Andrew’s barely awake when Neil steps back into the bedroom. The late morning sun is on half his face, turning one of his eyes brighter, more colours fractured in it. He doesn’t react at Neil leaning against the doorframe, simply sits up and stretches like a cat, blinking as slow.
‘What,’ he says finally after a minute of Neil crossing his arms and staring.
‘Vacation,’ Neil says. ‘Just the two of us. Far from here.’
-
They haven’t had one, unless those twin cots from the first days back from Baltimore count, and Neil doesn’t want to count them. Doesn’t want to have to make do, anymore, not when there’s so much more to reach for. Like coming home to the same airport over and over, or having a regular drink order at Eden’s Twilight, or Andrew’s obnoxious, huge car sparkling under the unforgiving sun, waiting to be loaded up with their things.

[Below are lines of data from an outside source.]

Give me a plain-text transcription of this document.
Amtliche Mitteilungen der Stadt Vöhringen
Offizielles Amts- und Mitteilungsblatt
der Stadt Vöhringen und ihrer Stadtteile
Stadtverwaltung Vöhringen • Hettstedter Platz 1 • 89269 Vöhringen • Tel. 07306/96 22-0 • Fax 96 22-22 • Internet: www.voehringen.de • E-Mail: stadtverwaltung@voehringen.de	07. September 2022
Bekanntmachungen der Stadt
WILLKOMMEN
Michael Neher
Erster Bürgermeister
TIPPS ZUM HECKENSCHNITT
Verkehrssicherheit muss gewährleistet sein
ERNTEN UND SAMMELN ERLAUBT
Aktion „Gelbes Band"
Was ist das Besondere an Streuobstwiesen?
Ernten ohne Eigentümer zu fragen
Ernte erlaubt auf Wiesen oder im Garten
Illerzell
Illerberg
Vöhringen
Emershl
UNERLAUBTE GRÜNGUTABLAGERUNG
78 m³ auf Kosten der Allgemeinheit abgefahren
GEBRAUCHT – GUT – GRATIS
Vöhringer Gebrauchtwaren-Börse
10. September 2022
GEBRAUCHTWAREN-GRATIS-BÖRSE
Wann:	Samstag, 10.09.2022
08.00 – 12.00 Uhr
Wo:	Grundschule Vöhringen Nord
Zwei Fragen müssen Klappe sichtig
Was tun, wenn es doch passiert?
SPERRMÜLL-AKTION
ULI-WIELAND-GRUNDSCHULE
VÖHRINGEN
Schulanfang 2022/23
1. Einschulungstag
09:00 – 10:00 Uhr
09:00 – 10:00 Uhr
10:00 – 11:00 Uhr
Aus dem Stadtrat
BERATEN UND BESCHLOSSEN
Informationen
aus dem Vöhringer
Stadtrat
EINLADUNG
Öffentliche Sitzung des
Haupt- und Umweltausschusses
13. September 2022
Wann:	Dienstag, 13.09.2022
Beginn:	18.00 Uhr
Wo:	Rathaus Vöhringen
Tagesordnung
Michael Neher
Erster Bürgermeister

And Neil has so many things now.
It’s going to take Nicky and Aaron seven business days to get over it, which is as long as Neil and Andrew are going to be away, so it’s perfect timing. He ignores Nicky’s open-mouthed stare and whatever’s happening on Aaron’s face in favour of throwing his bag in the trunk and half-listening to Allison explaining the route to Andrew. Neil was the one to ask her to find them something, and though he possibly owes her all of his remaining lives now, she took all of ten minutes to book them— in her words— a shack in the middle of nowhere so that no one has to hear you freaks.
We’ll send you a video, Neil had tried, then shut up when Andrew fixed him with an unimpressed look.
‘You’re welcome, by the way,’ Allison is saying when he tunes back in. She’s raising a pale eyebrow at Andrew, who’s more likely to eat his own shoe than thank her for anything. ‘Safe travels, and all.’
‘Thanks,’ Neil says, for the both of them. That’s happening more, too, now.
-
It’s a three-hour drive, and they’ve picked the worst possible time to be on the road. Even with the aircon on full blast, the sheer wall of light that the sun keeps slamming in their way is enough to sear Neil. He puts his passenger visor down and tries to weld his sunglasses to his face to look out the window, but there’s nothing fun about the road this season of the year, and something infinitely more interesting sitting to his left.
Andrew only has his own glasses on because Dan rattled off no less than five minutes of sun-blindness related car accident statistics and only stopped when Andrew opened his glove compartment and shoved them on. Cut off from the hazel of his eyes by them, Neil seriously considers the pros and cons of getting into a crash for a second, then lets it go in favour of studying the sweep of Andrew’s nosebridge. The near-white gold of his hair falling over his forehead, curling under his ears. His lips give nothing away; he doesn’t lick them, chew them, quirk them. His hands on the wheel are relaxed, all of him in calm silence.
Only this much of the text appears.